Pas de vieux os... - L'Infirmière Magazine n° 213 du 01/02/2006 | Espace Infirmier
 

L'Infirmière Magazine n° 213 du 01/02/2006

 

Vous

Vécu

Enfin une rubrique tout entière dédiée à votre prose. Empreints d'humour, d'émotion, de tendresse, vos témoignages sont désormais publiés dans la rubrique « Vécu ». Les textes peuvent être adressés via notre messagerie électronique (atronchot@groupeliaisons.fr) ou par courrier. À vos stylos !

Deux avril, 9 h 45. Dans un élan irrésistible, je marche vers l'hôpital afin de prendre mon service. C'est le printemps, les bourgeons éclatent, le chômage explose, la Bourse flambe. Remplie d'enthousiasme, une voiture du Samu me croise dans un « remake » du rallye de Monte-Carlo. Au prix où est l'essence, je pense avec émotion au trou de la Sécu en train de se creuser... Plongé dans ces considérations financières, j'enfile ma blouse avant de rentrer à l'office.

accident de moto

Mes collègues me passent les consignes dans la foulée. « C'est un accident de moto... un jeune qui s'est vautré comme il faut. Trauma thoracique, perte de connaissance... Il se serait massacré la jambe, d'après les pompiers. » Bigre ! Mais l'heure n'est pas à la compassion. Une voiture déboule devant le service. Trois personnes en jaillissent et se posent en catastrophe dans le hall, en prenant à peine le temps de sortir le train d'atterrissage. En tant que préposé à la tour de contrôle, je vais à leur rencontre. « Notre fils a eu un accident. Comment va-t-il ? »
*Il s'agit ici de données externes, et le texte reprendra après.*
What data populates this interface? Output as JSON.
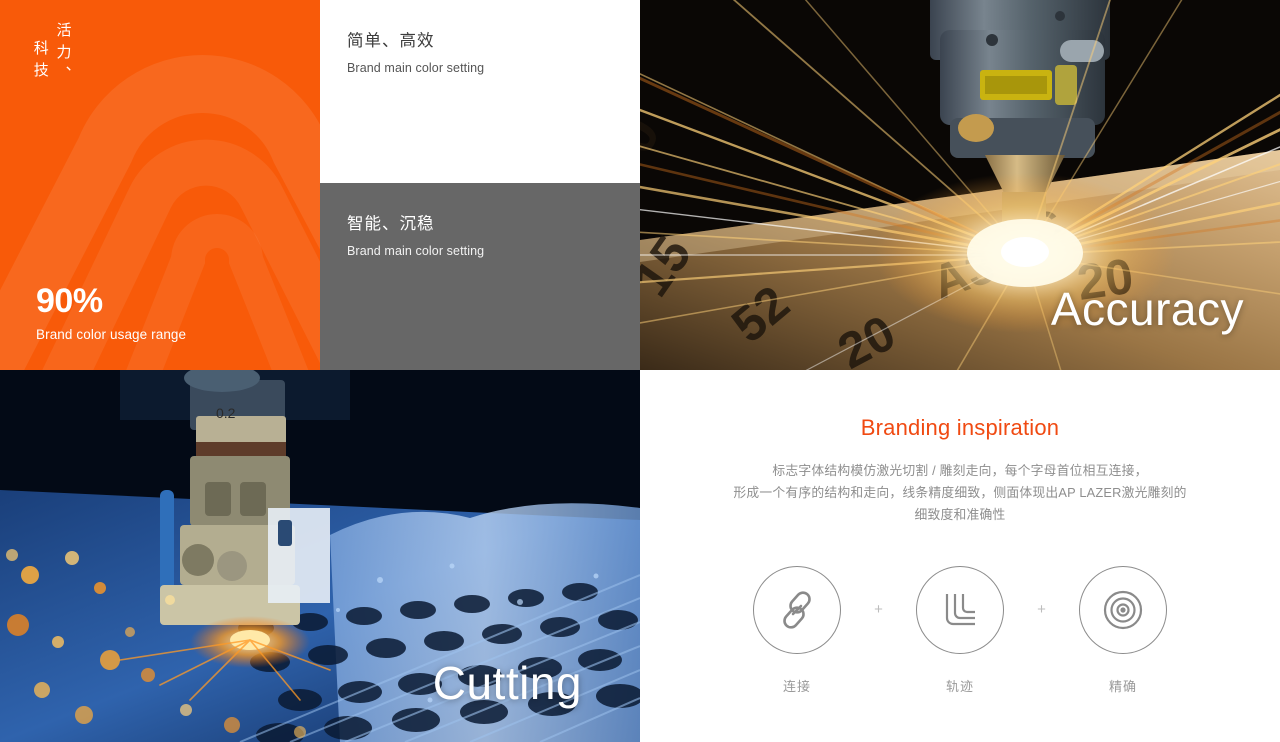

Et zut ! Comment fait-on pour donner des renseignements (et rassurer la population) quand on a des infos aussi précises qu'une frappe ciblée durant la guerre du Golfe ? Pas à l'aise du tout, je leur explique la suite probable du feuilleton (plutôt que l'état précis de la vedette du film). Pas plus rassurés (on les comprend), ils me remercient vaguement et se résignent à attendre le retour de l'artiste.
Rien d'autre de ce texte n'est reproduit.